In [37]:
from dotenv import load_dotenv
import sqlite3
import json
import pandas as pd
from typing import List, Dict, Any
import openai
import os
from tqdm import tqdm
load_dotenv()  # laddar .env-filen

client = openai.OpenAI()

print("Libraries imported successfully!")

Libraries imported successfully!


In [38]:
# Connect to the commits database
conn = sqlite3.connect('commits.db')

# Check the total number of commits
total_commits = conn.execute("SELECT COUNT(*) FROM commits").fetchone()[0]
print(f"Total commits in database: {total_commits}")

# Check a sample commit to understand the structure
sample_commit = conn.execute("SELECT * FROM commits LIMIT 1").fetchone()
print("\nSample commit structure:")
print(f"Repo: {sample_commit[0]}")
print(f"SHA: {sample_commit[1]}")
print(f"Title: {sample_commit[2]}")
print(f"Diffs preview: {sample_commit[3][:200]}...")

# Parse the diffs JSON to see structure
sample_diffs = json.loads(sample_commit[3])
print(f"\nNumber of files changed in sample commit: {len(sample_diffs)}")
if sample_diffs:
    print(f"First diff keys: {list(sample_diffs[0].keys())}")
    if 'diff' in sample_diffs[0] and sample_diffs[0]['diff']:
        print(f"Sample diff content: {sample_diffs[0]['diff'][:300]}...")

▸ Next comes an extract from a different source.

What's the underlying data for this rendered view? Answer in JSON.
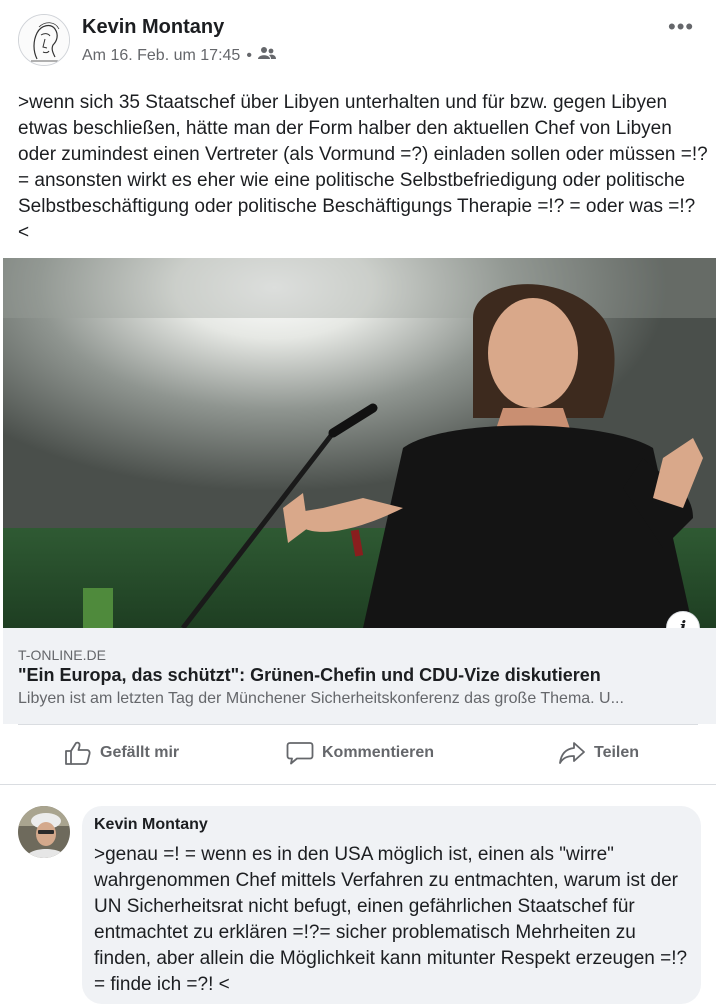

Total commits in database: 30

Sample commit structure:
Repo: https://github.com/hm-group/gcp-projectfactory
SHA: 88ffb0214cde5bbd88697444e89bf3fe84ec3bad
Title: Merge pull request #15955 from hm-group/add-workload-identity-to-trendie
Diffs preview: [{"filename": "projects/trendie-d.yaml", "diff": "@@ -65,3 +65,6 @@ project:\n     - herman.lindstrom@hm.com\n     - andreas.bergstrom@hm.com\n     - manjunath.satishnaik@hm.com\n+  workloadIdentity:\...

Number of files changed in sample commit: 1
First diff keys: ['filename', 'diff']
Sample diff content: @@ -65,3 +65,6 @@ project:
     - herman.lindstrom@hm.com
     - andreas.bergstrom@hm.com
     - manjunath.satishnaik@hm.com
+  workloadIdentity:
+    - repo: trendie-d-a07f-vertex-pipelines
+...


In [39]:
def analyze_diff_with_prompt(filename: str, diff_content: str, commit_title: str, repo: str) -> Dict[str, Any]:
    """
    Analyze a diff using OpenAI to determine if it's interesting.
    """
    
    if not diff_content or diff_content.strip() == "":
        return {
            "score": 0,
            "confidence": 1.0,
            "reason": "Empty diff",
            "category": "empty"
        }
    
    # Truncate diff if it's too long to avoid token limits
    max_diff_length = 2000
    truncated_diff = diff_content[:max_diff_length]
    if len(diff_content) > max_diff_length:
        truncated_diff += "\n... (truncated)"
    
    prompt = f"""
You are an EXTREMELY strict senior software engineer. Rate this code diff on a scale of 0-100 where you are VERY AGGRESSIVE and STINGY with high scores.

Repository: {repo}
Commit Title: {commit_title}
Filename: {filename}

Diff:
```
{truncated_diff}
```

SCORING GUIDELINES (BE RUTHLESS):
- 90-100: Only for EXCEPTIONAL changes like major security fixes, critical performance breakthroughs, or groundbreaking architectural improvements
- 80-89: Significant security vulnerabilities fixed, major performance optimizations, important API changes
- 70-79: Notable bug fixes, meaningful feature additions, important refactoring
- 60-69: Minor bug fixes, small features, routine improvements
- 40-59: Configuration changes, dependency updates, minor refactoring
- 20-39: Test additions, documentation improvements, code style changes
- 0-19: Trivial changes, formatting, comments, variable renames

BE EXTREMELY STRICT. Most commits should score 20-40. Only truly exceptional changes deserve 80+.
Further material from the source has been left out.